I was so sick on Thursday, my son and daughter had just gotten over a stomach virus and I woke up Thursday morning with it. My lovely Mom came over and took care of my family while I slept and vomited It's a quick virus, by afternoon I had some soup, and by evening I was walking around and thinking about the fact that I had a race the next morning, lol.
I decided to get up and drive down to the race no matter how I felt the next morning, becuase I paid $27, and I was going to at least go and get my t-shirt!!!

Friday AM I felt a little wobbly, but I had a bowl of cheerios, some kefir and a banana. Then I took an Alleve to kill the residual achyness and headache, and so I could fool myself into thinking I was 100%. I started to think that I could probably run the race, I mean, it was only 4 miles, I run that all the time. I could just run it slow, and pretend I was at home running.

I left without telling dh I was running, I just wanted to get my shirt. Once I got there of course I got excited, and forgot all about being sick. I had to really talk to myself and tell myself to not go out fast, to just relax, to enjoy the run, who cares if the 11 year old girl passes me-

It was a really great race, super well organized, it was large, a chip-timed event. It was in a part of Columbus I am familiar with and it was so nice to run on the city streets again after all of those miles on the quiet country roads. I held myself back and I am glad I did because I had a really enjoyable race. My breathing was easy, it felt so nice not to be so focused on on passing the next person in front of me or checking my watch every minute (in fact I purposely left my watch in the car so I could not do this).

I was thrilled with the race. I finished in just under 34 minutes (33:56), my original goal had been to break 32 minutes. So even though I tried to hold back, I only held back about 30 seconds per mile, and I did still run faster than I do at home which is about a 9 minute mile. Plus, I felt good at the finish!
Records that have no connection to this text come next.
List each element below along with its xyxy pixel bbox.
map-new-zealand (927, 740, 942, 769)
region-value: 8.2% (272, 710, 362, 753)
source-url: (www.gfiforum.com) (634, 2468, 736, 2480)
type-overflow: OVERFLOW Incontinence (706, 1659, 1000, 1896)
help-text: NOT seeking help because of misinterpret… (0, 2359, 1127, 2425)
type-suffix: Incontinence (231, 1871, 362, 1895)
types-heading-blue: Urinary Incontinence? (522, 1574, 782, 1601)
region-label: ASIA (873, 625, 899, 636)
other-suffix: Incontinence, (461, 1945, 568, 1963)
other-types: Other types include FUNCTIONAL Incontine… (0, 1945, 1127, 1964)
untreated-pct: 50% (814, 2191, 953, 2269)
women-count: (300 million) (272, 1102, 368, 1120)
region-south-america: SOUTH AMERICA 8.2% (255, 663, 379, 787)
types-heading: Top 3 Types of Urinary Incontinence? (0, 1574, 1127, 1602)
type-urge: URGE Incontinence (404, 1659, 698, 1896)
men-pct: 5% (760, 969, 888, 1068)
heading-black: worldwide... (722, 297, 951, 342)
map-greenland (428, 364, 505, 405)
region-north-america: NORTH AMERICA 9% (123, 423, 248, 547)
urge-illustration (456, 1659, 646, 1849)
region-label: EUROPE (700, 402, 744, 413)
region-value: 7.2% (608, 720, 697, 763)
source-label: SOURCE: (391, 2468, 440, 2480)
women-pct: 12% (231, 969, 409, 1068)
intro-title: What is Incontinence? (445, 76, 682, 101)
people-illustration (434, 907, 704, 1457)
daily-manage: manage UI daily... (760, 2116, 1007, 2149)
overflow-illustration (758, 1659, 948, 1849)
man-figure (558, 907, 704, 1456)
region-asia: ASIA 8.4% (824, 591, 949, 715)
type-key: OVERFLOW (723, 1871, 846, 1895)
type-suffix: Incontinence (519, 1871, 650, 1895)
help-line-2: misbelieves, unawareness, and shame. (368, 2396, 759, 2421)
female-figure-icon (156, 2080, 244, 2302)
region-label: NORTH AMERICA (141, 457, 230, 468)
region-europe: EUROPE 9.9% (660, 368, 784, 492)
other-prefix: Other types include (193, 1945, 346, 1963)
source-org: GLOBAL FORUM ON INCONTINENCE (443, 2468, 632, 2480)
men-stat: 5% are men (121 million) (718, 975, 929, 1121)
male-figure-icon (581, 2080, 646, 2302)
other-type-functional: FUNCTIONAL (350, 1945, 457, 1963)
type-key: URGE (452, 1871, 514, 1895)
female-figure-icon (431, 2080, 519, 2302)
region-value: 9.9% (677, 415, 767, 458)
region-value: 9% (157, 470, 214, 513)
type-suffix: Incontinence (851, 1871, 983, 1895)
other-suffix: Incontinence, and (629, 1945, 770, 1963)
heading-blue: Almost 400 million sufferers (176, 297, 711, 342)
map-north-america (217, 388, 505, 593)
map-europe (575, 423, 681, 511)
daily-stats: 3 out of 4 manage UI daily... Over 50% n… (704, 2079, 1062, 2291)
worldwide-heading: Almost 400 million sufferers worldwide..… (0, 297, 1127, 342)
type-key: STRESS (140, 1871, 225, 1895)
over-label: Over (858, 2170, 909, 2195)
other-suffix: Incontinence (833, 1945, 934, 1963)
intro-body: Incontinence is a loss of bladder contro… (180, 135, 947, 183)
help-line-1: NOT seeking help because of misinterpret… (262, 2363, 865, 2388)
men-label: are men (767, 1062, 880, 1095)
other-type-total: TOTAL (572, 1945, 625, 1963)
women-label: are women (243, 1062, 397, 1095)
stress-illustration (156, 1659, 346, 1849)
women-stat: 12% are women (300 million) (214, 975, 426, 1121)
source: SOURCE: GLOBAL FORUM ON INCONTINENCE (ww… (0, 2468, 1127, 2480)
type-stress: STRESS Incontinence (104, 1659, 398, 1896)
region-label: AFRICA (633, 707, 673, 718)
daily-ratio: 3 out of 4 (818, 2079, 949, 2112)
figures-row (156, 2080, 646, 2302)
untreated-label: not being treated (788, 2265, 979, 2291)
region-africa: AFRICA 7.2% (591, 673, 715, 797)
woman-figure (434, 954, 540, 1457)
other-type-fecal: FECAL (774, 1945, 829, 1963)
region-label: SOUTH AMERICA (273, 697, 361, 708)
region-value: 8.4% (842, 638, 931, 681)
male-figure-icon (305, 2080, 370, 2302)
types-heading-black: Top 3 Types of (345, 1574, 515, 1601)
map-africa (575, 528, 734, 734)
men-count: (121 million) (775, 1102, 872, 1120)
I thought maybe I would be exhausted, but I think the adreneline was pumping, and I also imagined sweating out the sickness during the race and that helped. Also I'm sure the Alleve I took before the race helped some too

I am proud of myself for driving down to the race Friday morning-I was very close on Thursday night to just turning my alarm clock off. I don't think I would have forgiven myself for giving up that $27!!!